Cross-training and smarter scheduling can further tilt the equation. Hotels that invest in multi-skilled teams can flex staff between front office, reservations, and basic F&B tasks, reducing idle hours and smoothing peaks without sacrificing service. When these labour management practices are aligned with demand forecasts and dynamic pricing, the result is a coherent hotel labour costs revenue strategy that optimises both total revenue and operating costs.
The next step is to hard-wire profit thinking into daily decisions. That means dashboards showing revenue, labour costs, operating costs, and GOPPAR side by side; weekly reviews where revenue, operations, and finance jointly assess which segments and rates truly add value; and incentive schemes that reward teams for sustainable hotel profitability, not just for hitting a RevPAR budget.

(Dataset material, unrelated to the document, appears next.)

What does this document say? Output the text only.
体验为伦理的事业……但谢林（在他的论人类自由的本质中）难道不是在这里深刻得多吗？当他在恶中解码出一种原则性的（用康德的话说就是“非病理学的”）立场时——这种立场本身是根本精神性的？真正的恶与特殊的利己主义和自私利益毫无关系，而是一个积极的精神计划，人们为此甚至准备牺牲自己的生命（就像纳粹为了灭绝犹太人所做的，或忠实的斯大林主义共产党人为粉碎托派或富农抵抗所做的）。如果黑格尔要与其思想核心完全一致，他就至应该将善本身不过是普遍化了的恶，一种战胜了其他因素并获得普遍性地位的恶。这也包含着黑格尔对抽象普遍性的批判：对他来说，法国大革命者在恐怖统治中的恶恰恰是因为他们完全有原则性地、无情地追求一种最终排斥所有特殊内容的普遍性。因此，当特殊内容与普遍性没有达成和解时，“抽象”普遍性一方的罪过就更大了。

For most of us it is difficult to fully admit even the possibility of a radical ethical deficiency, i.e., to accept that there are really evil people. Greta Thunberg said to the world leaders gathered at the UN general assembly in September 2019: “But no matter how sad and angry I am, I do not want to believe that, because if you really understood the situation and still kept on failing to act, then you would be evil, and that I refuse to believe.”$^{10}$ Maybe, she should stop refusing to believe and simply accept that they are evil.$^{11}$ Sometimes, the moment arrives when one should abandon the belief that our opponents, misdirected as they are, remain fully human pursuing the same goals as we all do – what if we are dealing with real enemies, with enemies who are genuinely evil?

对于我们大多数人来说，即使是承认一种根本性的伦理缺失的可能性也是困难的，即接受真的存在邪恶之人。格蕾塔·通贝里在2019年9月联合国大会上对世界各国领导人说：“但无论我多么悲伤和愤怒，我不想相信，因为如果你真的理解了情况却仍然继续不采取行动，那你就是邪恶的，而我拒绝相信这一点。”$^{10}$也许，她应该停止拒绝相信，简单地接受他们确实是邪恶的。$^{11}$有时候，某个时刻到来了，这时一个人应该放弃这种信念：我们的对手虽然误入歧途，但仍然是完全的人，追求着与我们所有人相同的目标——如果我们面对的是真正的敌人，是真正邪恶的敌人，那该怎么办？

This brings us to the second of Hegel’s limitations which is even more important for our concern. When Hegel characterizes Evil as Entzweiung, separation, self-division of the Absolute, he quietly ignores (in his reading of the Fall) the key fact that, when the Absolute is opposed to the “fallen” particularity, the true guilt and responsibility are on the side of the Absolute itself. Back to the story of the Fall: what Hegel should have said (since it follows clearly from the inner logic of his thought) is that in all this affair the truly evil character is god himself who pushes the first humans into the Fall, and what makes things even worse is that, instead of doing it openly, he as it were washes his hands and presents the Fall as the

In this environment, profit discipline is not a constraint on commercial ambition, it is the only credible revenue strategy.
Key figures that define the new profit reality
- HotStats’ US Hotel Market Review Q1 2024 (March 2024, pp. 4–7) shows total labour costs in many US hotels rising around 4.5 % per year, while some markets report TRevPAR growth close to 2 %, meaning payroll expenses are increasing at roughly twice the pace of total revenue (see also Hospitality Net’s April 2024 summary of US performance).
- HotStats’ UK Hotel Performance Tracker Q1 2024 (April 2024, pp. 3–5) reports TRevPAR up about 2 % year-on-year, while labour costs in comparable properties are growing closer to 4 %, compressing GOPPAR even in hotels that report higher average rates.
- Industry reports for the United States, including Hotel Online’s coverage of STR’s US Hotel Performance Review Q1 2024 (February–April 2024 data), indicate occupancy declines of around 2 % in a recent quarter, a combination of softer demand and higher labour costs that forces hotels to rethink volume-driven strategies.
- Forecasts from CoStar and Tourism Economics in the US Hotel Forecast 2024–2025 (released January 2024) point to US RevPAR growth of roughly 2.8 % for the full year, with year-to-date performance through April closer to 4 %, yet these gains risk being offset if operating costs per occupied room continue to rise faster than revenue.
- Across many portfolios, HotStats’ 2023–2024 benchmarking (consolidated in the March 2024 performance review) indicates that labour costs now represent one of the largest single components of operating costs, often exceeding 40 % of total hotel expenses, which explains why GOPPAR is replacing RevPAR as the primary boardroom KPI.